In this post, we show how to federate identities from Active Directory to authenticate users into your web app by leveraging AWS services. The main AWS service that we will leverage for this purpose is Amazon Cognito user pools. With Amazon Cognito user pools, you can seamlessly add user sign-up and sign-in to your mobile and web apps using a secure and scalable user directory. In addition, you can federate users from a SAML IdP with Amazon Cognito user pools, map these users to a user directory, and get standard authentication tokens from a user pool after the user authenticates with a SAML IdP.

More specifically, we explain how to integrate Amazon Cognito User Pools, together with Active Directory Federation Services, to obtain JWT tokens in your web app that in turn can be used for downstream authentication. To demonstrate the end to end authentication flow we have created a simple REST API built on Amazon API Gateway. The REST API retrieves data from a DynamoDB table with the help of an AWS Lambda function. We will use those JWT tokens vended from user pools to authenticate to the REST API which is hosted on API Gateway.

Blog architecture

The details of the flow above are as follows:

  1. The app starts the sign-up and sign-in process by directing your user to the UI hosted by AWS. A mobile app can use web view to show the pages hosted by AWS.
  2. User Pool determines the appropriate IdP based on your configuration.
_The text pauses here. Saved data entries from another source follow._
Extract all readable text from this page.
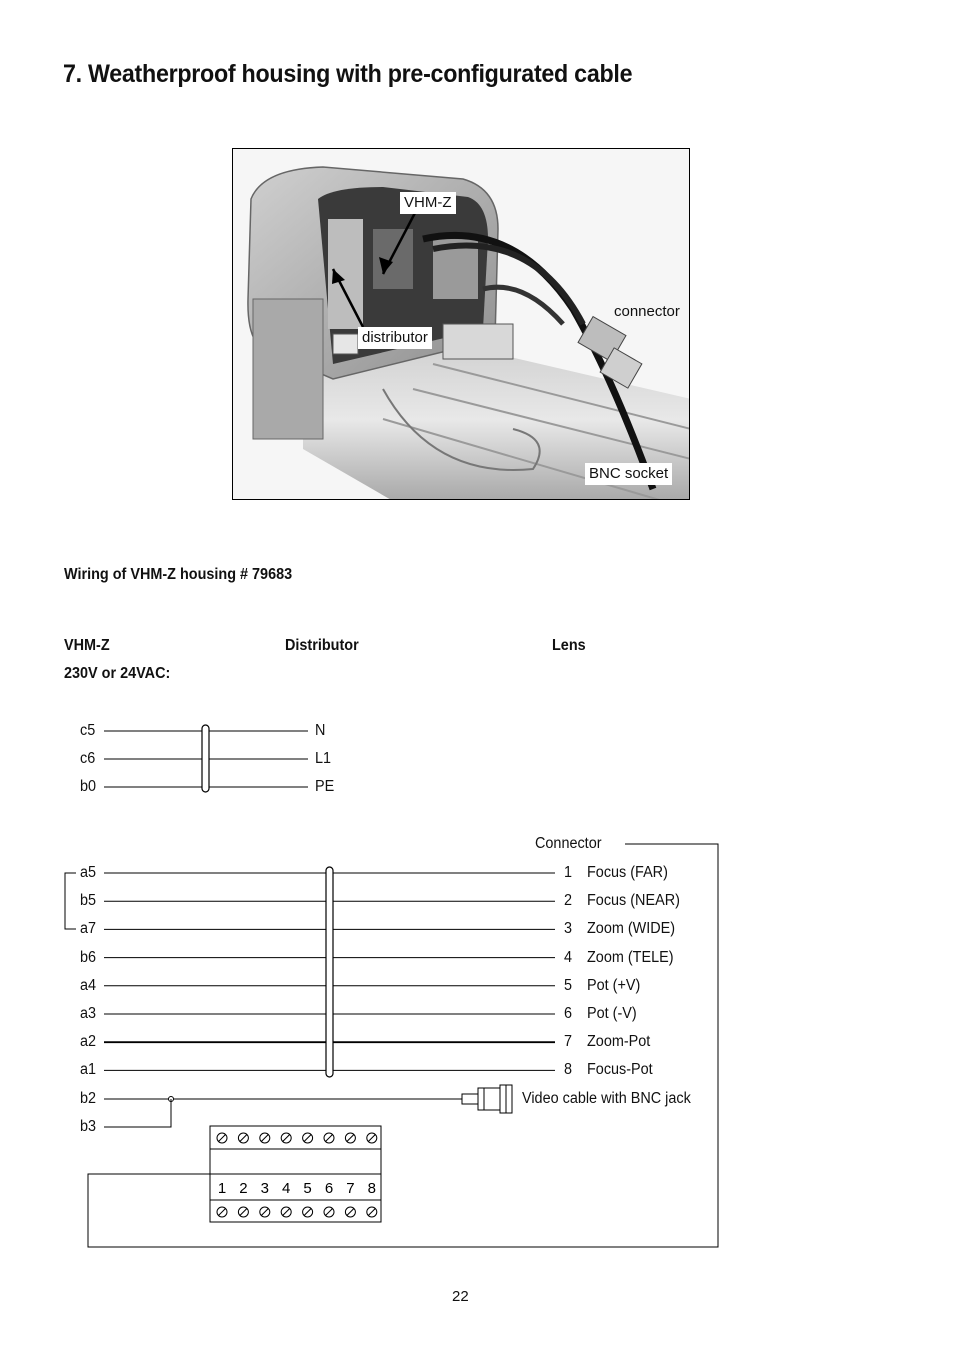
7. Weatherproof housing with pre-configurated cable
VHM-Z
connector
distributor
BNC socket
Wiring of VHM-Z housing # 79683
VHM-Z	Distributor	Lens
230V or 24VAC:
1 2 3 4 5 6 7 8
c5	N
c6	L1
b0	PE
Connector
a5	1 Focus (FAR)
b5	2 Focus (NEAR)
a7	3 Zoom (WIDE)
b6	4 Zoom (TELE)
a4	5 Pot (+V)
a3	6 Pot (-V)
a2	7 Zoom-Pot
a1	8 Focus-Pot
b2	Video cable with BNC jack
b3
22
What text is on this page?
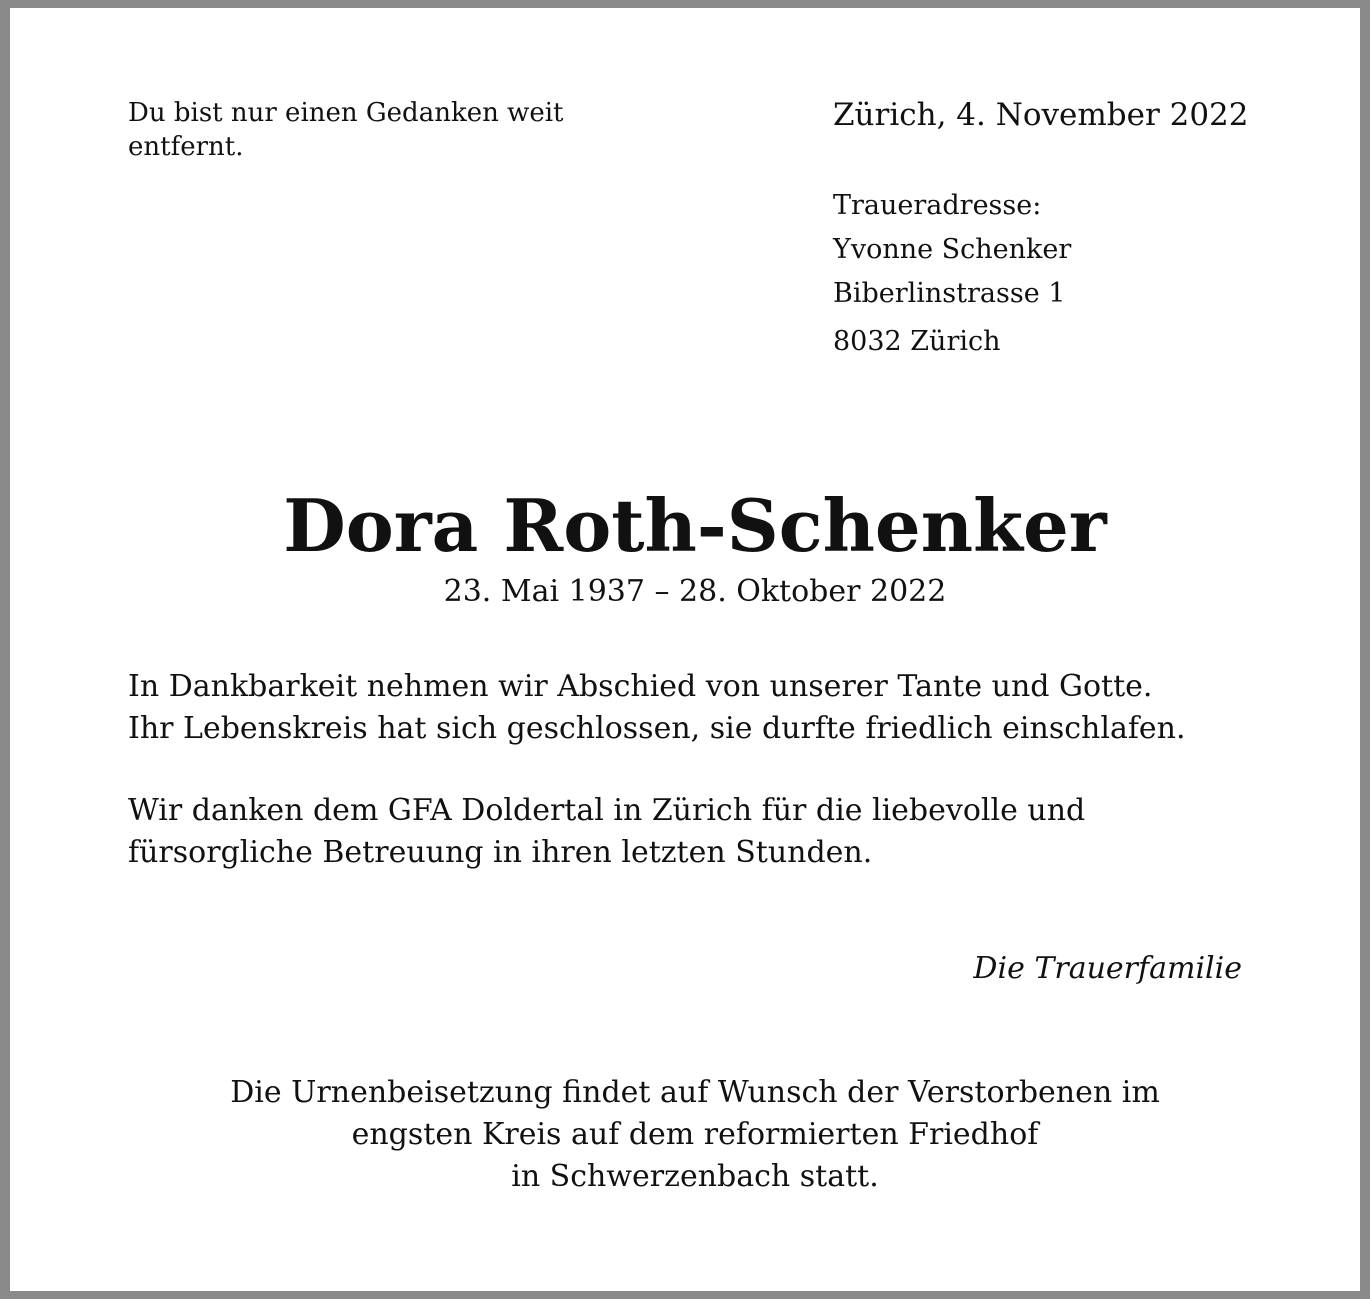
Du bist nur einen Gedanken weit entfernt.
Zürich, 4. November 2022
Traueradresse:
Yvonne Schenker
Biberlinstrasse 1
8032 Zürich
Dora Roth-Schenker
23. Mai 1937 – 28. Oktober 2022
In Dankbarkeit nehmen wir Abschied von unserer Tante und Gotte.
Ihr Lebenskreis hat sich geschlossen, sie durfte friedlich einschlafen.
Wir danken dem GFA Doldertal in Zürich für die liebevolle und
fürsorgliche Betreuung in ihren letzten Stunden.
Die Trauerfamilie
Die Urnenbeisetzung findet auf Wunsch der Verstorbenen im
engsten Kreis auf dem reformierten Friedhof
in Schwerzenbach statt.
For ADFS the IdP is determined by the metadata file or metadata endpoint URL from your SAML IdP. For example, if you use Microsoft Active Directory Federation Service (AD FS), the metadata URL looks like: https:///FederationMetadata/2007-06/FederationMetadata.xml
  3. Your user is redirected to the identity provider.
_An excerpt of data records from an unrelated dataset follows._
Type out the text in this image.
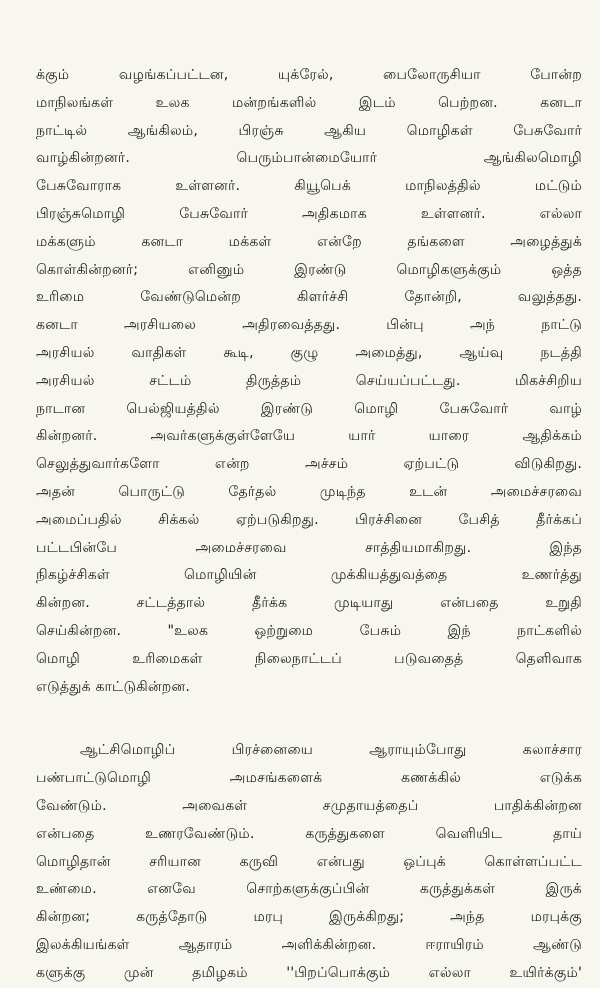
க்கும் வழங்கப்பட்டன, யுக்ரேல், பைலோருசியா போன்ற
மாநிலங்கள் உலக மன்றங்களில் இடம் பெற்றன. கனடா
நாட்டில் ஆங்கிலம், பிரஞ்சு ஆகிய மொழிகள் பேசுவோர்
வாழ்கின்றனர். பெரும்பான்மையோர் ஆங்கிலமொழி
பேசுவோராக உள்ளனர். கியூபெக் மாநிலத்தில் மட்டும்
பிரஞ்சுமொழி பேசுவோர் அதிகமாக உள்ளனர். எல்லா
மக்களும் கனடா மக்கள் என்றே தங்களை அழைத்துக்
கொள்கின்றனர்; எனினும் இரண்டு மொழிகளுக்கும் ஒத்த
உரிமை வேண்டுமென்ற கிளர்ச்சி தோன்றி, வலுத்தது.
கனடா அரசியலை அதிரவைத்தது. பின்பு அந் நாட்டு
அரசியல் வாதிகள் கூடி, குழு அமைத்து, ஆய்வு நடத்தி
அரசியல் சட்டம் திருத்தம் செய்யப்பட்டது. மிகச்சிறிய
நாடான பெல்ஜியத்தில் இரண்டு மொழி பேசுவோர் வாழ்
கின்றனர். அவர்களுக்குள்ளேயே யார் யாரை ஆதிக்கம்
செலுத்துவார்களோ என்ற அச்சம் ஏற்பட்டு விடுகிறது.
அதன் பொருட்டு தேர்தல் முடிந்த உடன் அமைச்சரவை
அமைப்பதில் சிக்கல் ஏற்படுகிறது. பிரச்சினை பேசித் தீர்க்கப்
பட்டபின்பே அமைச்சரவை சாத்தியமாகிறது. இந்த
நிகழ்ச்சிகள் மொழியின் முக்கியத்துவத்தை உணர்த்து
கின்றன. சட்டத்தால் தீர்க்க முடியாது என்பதை உறுதி
செய்கின்றன. "உலக ஒற்றுமை பேசும் இந் நாட்களில்
மொழி உரிமைகள் நிலைநாட்டப் படுவதைத் தெளிவாக
எடுத்துக் காட்டுகின்றன.
ஆட்சிமொழிப் பிரச்னையை ஆராயும்போது கலாச்சார
பண்பாட்டுமொழி அமசங்களைக் கணக்கில் எடுக்க
வேண்டும். அவைகள் சமுதாயத்தைப் பாதிக்கின்றன
என்பதை உணரவேண்டும். கருத்துகளை வெளியிட தாய்
மொழிதான் சரியான கருவி என்பது ஒப்புக் கொள்ளப்பட்ட
உண்மை. எனவே சொற்களுக்குப்பின் கருத்துக்கள் இருக்
கின்றன; கருத்தோடு மரபு இருக்கிறது; அந்த மரபுக்கு
இலக்கியங்கள் ஆதாரம் அளிக்கின்றன. ஈராயிரம் ஆண்டு
களுக்கு முன் தமிழகம் ''பிறப்பொக்கும் எல்லா உயிர்க்கும்'
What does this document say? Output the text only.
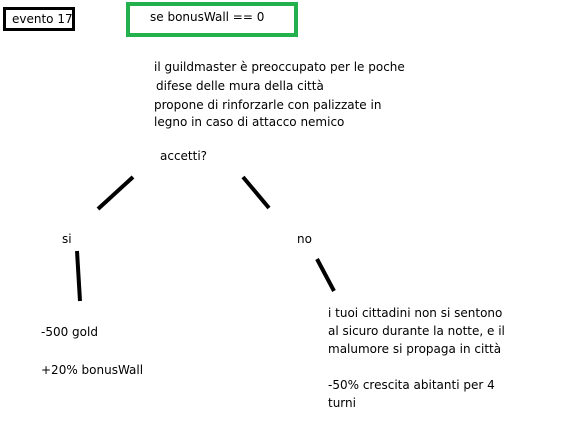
evento 17	se bonusWall == 0
il guildmaster è preoccupato per le poche
difese delle mura della città
propone di rinforzarle con palizzate in
legno in caso di attacco nemico
accetti?
si
-500 gold
+20% bonusWall
no
i tuoi cittadini non si sentono
al sicuro durante la notte, e il
malumore si propaga in città
-50% crescita abitanti per 4
turni
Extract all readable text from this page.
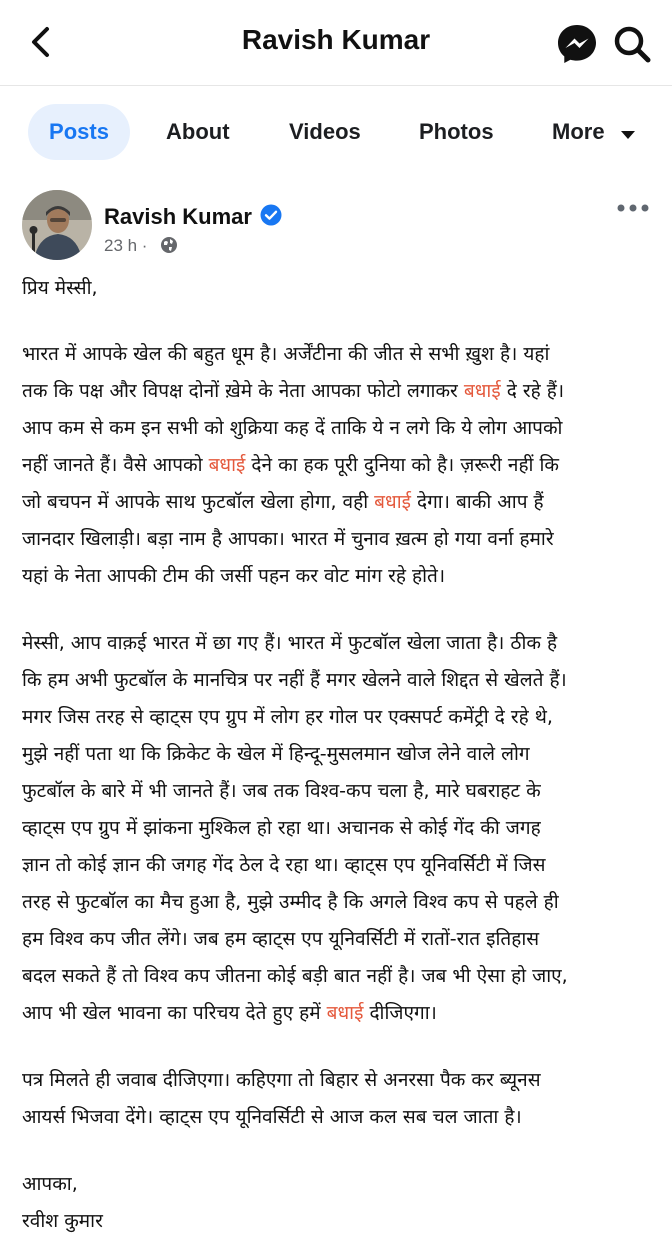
Ravish Kumar
Posts	About	Videos	Photos	More
Ravish Kumar
23 h ·
प्रिय मेस्सी,
भारत में आपके खेल की बहुत धूम है। अर्जेंटीना की जीत से सभी ख़ुश है। यहां
तक कि पक्ष और विपक्ष दोनों ख़ेमे के नेता आपका फोटो लगाकर बधाई दे रहे हैं।
आप कम से कम इन सभी को शुक्रिया कह दें ताकि ये न लगे कि ये लोग आपको
नहीं जानते हैं। वैसे आपको बधाई देने का हक पूरी दुनिया को है। ज़रूरी नहीं कि
जो बचपन में आपके साथ फुटबॉल खेला होगा, वही बधाई देगा। बाकी आप हैं
जानदार खिलाड़ी। बड़ा नाम है आपका। भारत में चुनाव ख़त्म हो गया वर्ना हमारे
यहां के नेता आपकी टीम की जर्सी पहन कर वोट मांग रहे होते।
मेस्सी, आप वाक़ई भारत में छा गए हैं। भारत में फुटबॉल खेला जाता है। ठीक है
कि हम अभी फुटबॉल के मानचित्र पर नहीं हैं मगर खेलने वाले शिद्दत से खेलते हैं।
मगर जिस तरह से व्हाट्स एप ग्रुप में लोग हर गोल पर एक्सपर्ट कमेंट्री दे रहे थे,
मुझे नहीं पता था कि क्रिकेट के खेल में हिन्दू-मुसलमान खोज लेने वाले लोग
फुटबॉल के बारे में भी जानते हैं। जब तक विश्व-कप चला है, मारे घबराहट के
व्हाट्स एप ग्रुप में झांकना मुश्किल हो रहा था। अचानक से कोई गेंद की जगह
ज्ञान तो कोई ज्ञान की जगह गेंद ठेल दे रहा था। व्हाट्स एप यूनिवर्सिटी में जिस
तरह से फुटबॉल का मैच हुआ है, मुझे उम्मीद है कि अगले विश्व कप से पहले ही
हम विश्व कप जीत लेंगे। जब हम व्हाट्स एप यूनिवर्सिटी में रातों-रात इतिहास
बदल सकते हैं तो विश्व कप जीतना कोई बड़ी बात नहीं है। जब भी ऐसा हो जाए,
आप भी खेल भावना का परिचय देते हुए हमें बधाई दीजिएगा।
पत्र मिलते ही जवाब दीजिएगा। कहिएगा तो बिहार से अनरसा पैक कर ब्यूनस
आयर्स भिजवा देंगे। व्हाट्स एप यूनिवर्सिटी से आज कल सब चल जाता है।
आपका,
रवीश कुमार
  4. The IdP authenticates the user if necessary. If the IdP recognizes that the user has an active session, the IdP skips the authentication to provide a single sign-in (SSO) experience.
  5. The IdP POSTs the SAML assertion to the Amazon Cognito service.
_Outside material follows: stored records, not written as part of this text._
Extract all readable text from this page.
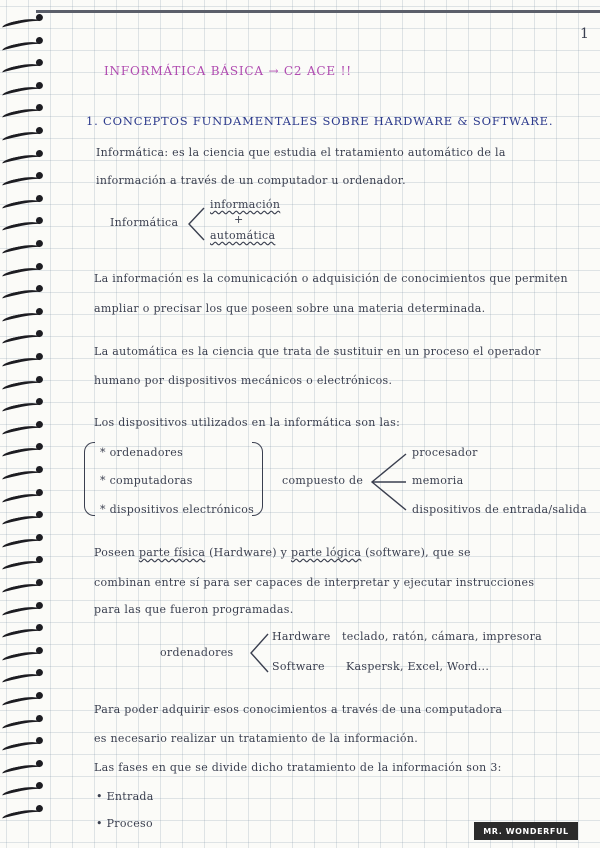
1
INFORMÁTICA BÁSICA → C2 ACE !!
1. CONCEPTOS FUNDAMENTALES SOBRE HARDWARE & SOFTWARE.
Informática: es la ciencia que estudia el tratamiento automático de la
información a través de un computador u ordenador.
Informática
información
+
automática
La información es la comunicación o adquisición de conocimientos que permiten
ampliar o precisar los que poseen sobre una materia determinada.
La automática es la ciencia que trata de sustituir en un proceso el operador
humano por dispositivos mecánicos o electrónicos.
Los dispositivos utilizados en la informática son las:
* ordenadores
* computadoras
* dispositivos electrónicos
compuesto de
procesador
memoria
dispositivos de entrada/salida
Poseen parte física (Hardware) y parte lógica (software), que se
combinan entre sí para ser capaces de interpretar y ejecutar instrucciones
para las que fueron programadas.
ordenadores
Hardware teclado, ratón, cámara, impresora
Software Kaspersk, Excel, Word...
Para poder adquirir esos conocimientos a través de una computadora
es necesario realizar un tratamiento de la información.
Las fases en que se divide dicho tratamiento de la información son 3:
• Entrada
• Proceso
MR. WONDERFUL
  6. The user's profile is created within Amazon Cognito User Pools.
  7. After verifying the SAML assertion and collecting the user attributes (claims) from the assertion, Amazon Cognito returns OIDC tokens (id, access and refresh tokens) to the app for the now signed-in user.
  8. We make a GET request to the API Gateway. In the Authorization header of the GET request we use the id token. On the API Gateway side we have a Cognito Authorizer that will validate the id JWT token.